= Hamida al-Musaffa =

Mother of Musa al-Kazim, the seventh Imam.

Hamida (حَميدَة), also referred to in historical sources as Hamida al-Musaffa (حَميدَة المُصَفّا), Hamida al-Barbariyya (حَميدَة البَربَريَّة), and Hamida al-Andalusiyya (حَميدَة الاندُلُسيَّة), was the wife of Jaʿfar ibn Muhammad al-Sadiq, the sixth Imam in Twelver Shiʿism, and the mother of Musa ibn Jaʿfar al-Kazim, the seventh Imam.

== Biography ==
Originally a slave-girl, she was given as a gift by Muhammad al-Baqir (the fifth Imam) to his son, Jaʿfar al-Sadiq. Her ethnic background remains a matter of dispute among early biographers: some accounts identify her as Berber, others as Andalusian, while a number of sources describe her as being of Roman or Persian descent.

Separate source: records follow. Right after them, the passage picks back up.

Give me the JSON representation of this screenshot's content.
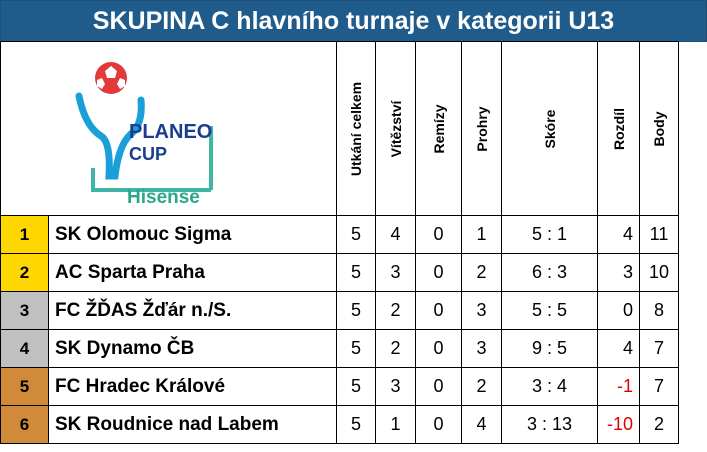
{
  "title": "SKUPINA C hlavního turnaje v kategorii U13",
  "logo": {
    "line1": "PLANEO",
    "line2": "CUP",
    "sponsor": "Hisense",
    "icon": "football-logo-icon"
  },
  "headers": [
    "Utkání celkem",
    "Vítězství",
    "Remízy",
    "Prohry",
    "Skóre",
    "Rozdíl",
    "Body"
  ],
  "colors": {
    "header_bg": "#1f5c8c",
    "gold": "#ffd700",
    "silver": "#c0c0c0",
    "bronze": "#d08a3a",
    "negative": "#e00000"
  },
  "rows": [
    {
      "rank": "1",
      "team": "SK Olomouc Sigma",
      "played": "5",
      "wins": "4",
      "draws": "0",
      "losses": "1",
      "score": "5 : 1",
      "diff": "4",
      "points": "11"
    },
    {
      "rank": "2",
      "team": "AC Sparta Praha",
      "played": "5",
      "wins": "3",
      "draws": "0",
      "losses": "2",
      "score": "6 : 3",
      "diff": "3",
      "points": "10"
    },
    {
      "rank": "3",
      "team": "FC ŽĎAS Žďár n./S.",
      "played": "5",
      "wins": "2",
      "draws": "0",
      "losses": "3",
      "score": "5 : 5",
      "diff": "0",
      "points": "8"
    },
    {
      "rank": "4",
      "team": "SK Dynamo ČB",
      "played": "5",
      "wins": "2",
      "draws": "0",
      "losses": "3",
      "score": "9 : 5",
      "diff": "4",
      "points": "7"
    },
    {
      "rank": "5",
      "team": "FC Hradec Králové",
      "played": "5",
      "wins": "3",
      "draws": "0",
      "losses": "2",
      "score": "3 : 4",
      "diff": "-1",
      "points": "7"
    },
    {
      "rank": "6",
      "team": "SK Roudnice nad Labem",
      "played": "5",
      "wins": "1",
      "draws": "0",
      "losses": "4",
      "score": "3 : 13",
      "diff": "-10",
      "points": "2"
    }
  ]
}
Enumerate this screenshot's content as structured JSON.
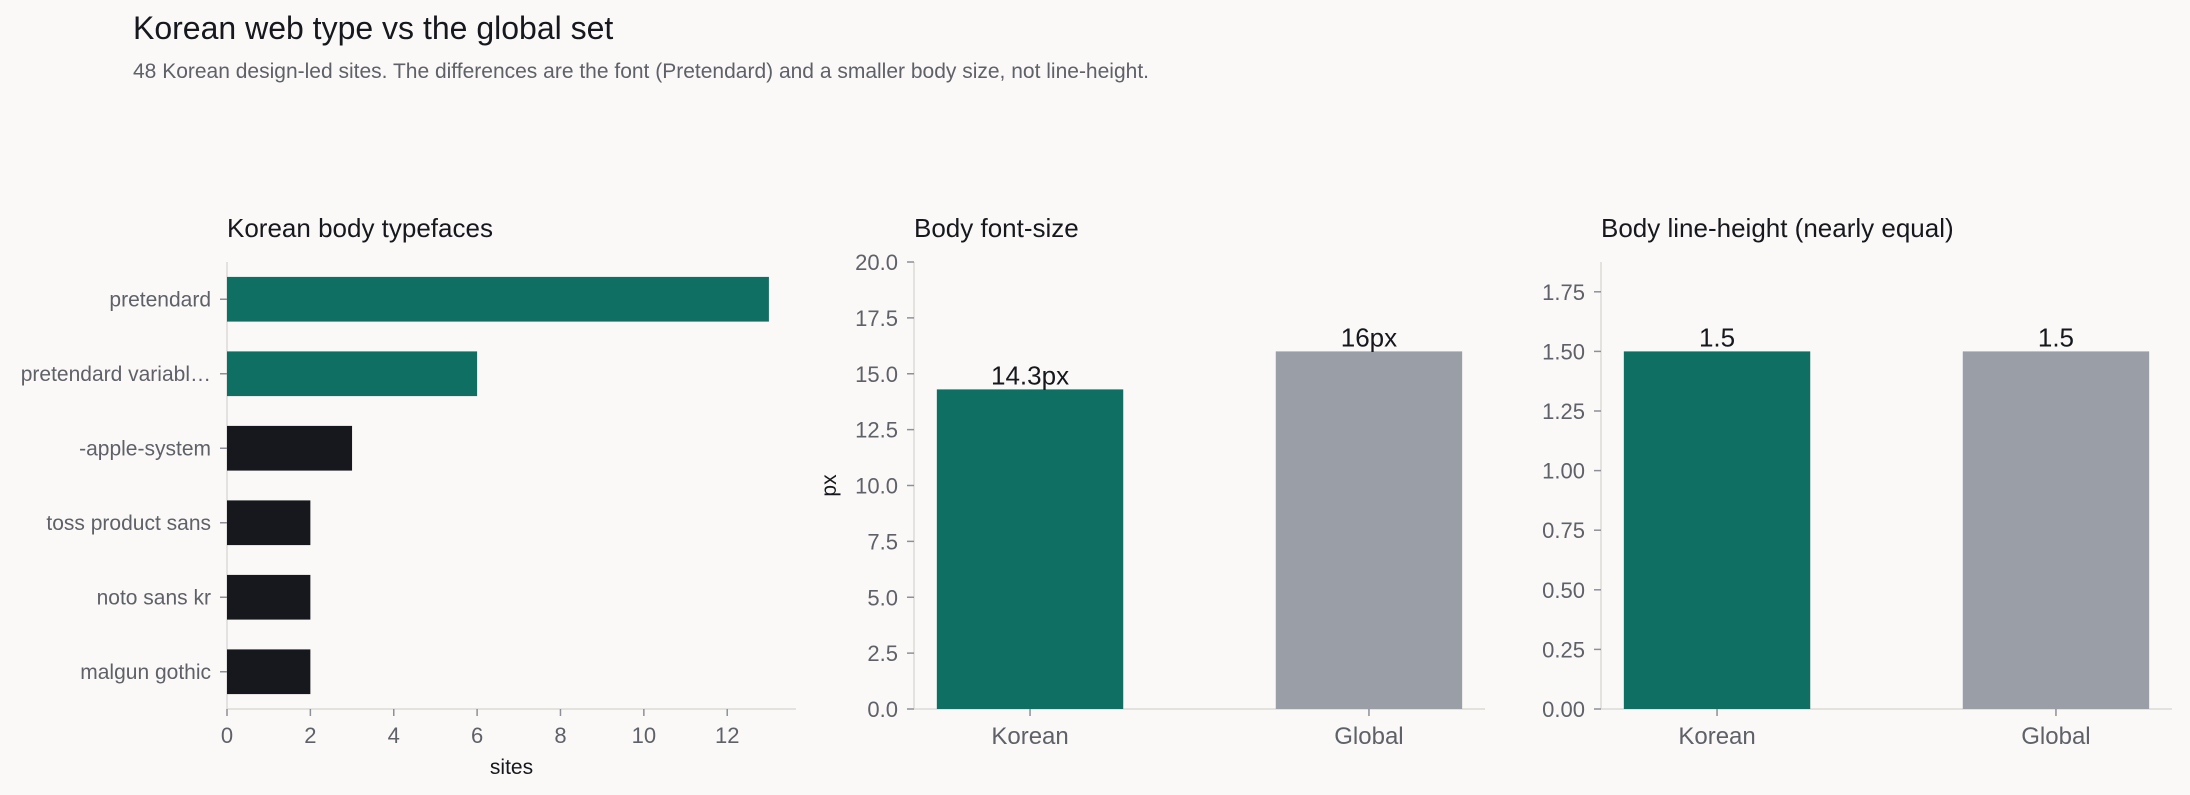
{
  "figure": {
    "title": "Korean web type vs the global set",
    "subtitle": "48 Korean design-led sites. The differences are the font (Pretendard) and a smaller body size, not line-height."
  },
  "colors": {
    "accent": "#0f6f63",
    "dark": "#16181d",
    "neutral": "#9a9fa7",
    "text_muted": "#5f6168",
    "spine": "#dddbd6",
    "background": "#faf9f7"
  },
  "chart_data": [
    {
      "type": "bar",
      "orientation": "horizontal",
      "title": "Korean body typefaces",
      "xlabel": "sites",
      "ylabel": "",
      "categories": [
        "pretendard",
        "pretendard variabl…",
        "-apple-system",
        "toss product sans",
        "noto sans kr",
        "malgun gothic"
      ],
      "values": [
        13,
        6,
        3,
        2,
        2,
        2
      ],
      "bar_colors": [
        "#0f6f63",
        "#0f6f63",
        "#16181d",
        "#16181d",
        "#16181d",
        "#16181d"
      ],
      "xlim": [
        0,
        13.65
      ],
      "xticks": [
        0,
        2,
        4,
        6,
        8,
        10,
        12
      ],
      "xtick_labels": [
        "0",
        "2",
        "4",
        "6",
        "8",
        "10",
        "12"
      ]
    },
    {
      "type": "bar",
      "orientation": "vertical",
      "title": "Body font-size",
      "xlabel": "",
      "ylabel": "px",
      "categories": [
        "Korean",
        "Global"
      ],
      "values": [
        14.3,
        16
      ],
      "data_labels": [
        "14.3px",
        "16px"
      ],
      "bar_colors": [
        "#0f6f63",
        "#9a9fa7"
      ],
      "ylim": [
        0,
        20
      ],
      "yticks": [
        0,
        2.5,
        5,
        7.5,
        10,
        12.5,
        15,
        17.5,
        20
      ],
      "ytick_labels": [
        "0.0",
        "2.5",
        "5.0",
        "7.5",
        "10.0",
        "12.5",
        "15.0",
        "17.5",
        "20.0"
      ]
    },
    {
      "type": "bar",
      "orientation": "vertical",
      "title": "Body line-height (nearly equal)",
      "xlabel": "",
      "ylabel": "",
      "categories": [
        "Korean",
        "Global"
      ],
      "values": [
        1.5,
        1.5
      ],
      "data_labels": [
        "1.5",
        "1.5"
      ],
      "bar_colors": [
        "#0f6f63",
        "#9a9fa7"
      ],
      "ylim": [
        0,
        1.875
      ],
      "yticks": [
        0,
        0.25,
        0.5,
        0.75,
        1,
        1.25,
        1.5,
        1.75
      ],
      "ytick_labels": [
        "0.00",
        "0.25",
        "0.50",
        "0.75",
        "1.00",
        "1.25",
        "1.50",
        "1.75"
      ]
    }
  ]
}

Hamida is consistently portrayed in Imami historical literature as a woman of notable virtue and religious learning. She is described as a faqih – that is, a scholar qualified in Islamic jurisprudence – and it is reported that Jaʿfar al-Sadiq would direct women to her for instruction in religious obligations, and that she would issue authoritative answers to their legal queries. In one well-known saying attributed to the Imam, he is said to have remarked: "Hamida is pure from all impurity; she is like a gold bullion. The angels have continuously watched over her, until from her was born our child – the next Imam and God's gift to us." The honorific al-Musaffa (the Purified) was reportedly bestowed upon her by the Imam himself, and she was also known by other titles, including Luʾluʾa, Muhaddaba, and Sayyidat al-Imaʾ.

Hamida also appears in later traditions as instrumental in arranging the marriage of her son, Musa al-Kazim, to Najma (also recorded as Tuktam), who would later give birth to Ali al-Rida, the eighth Imam. She died in Medina, where her grave is still located and visited by pilgrims.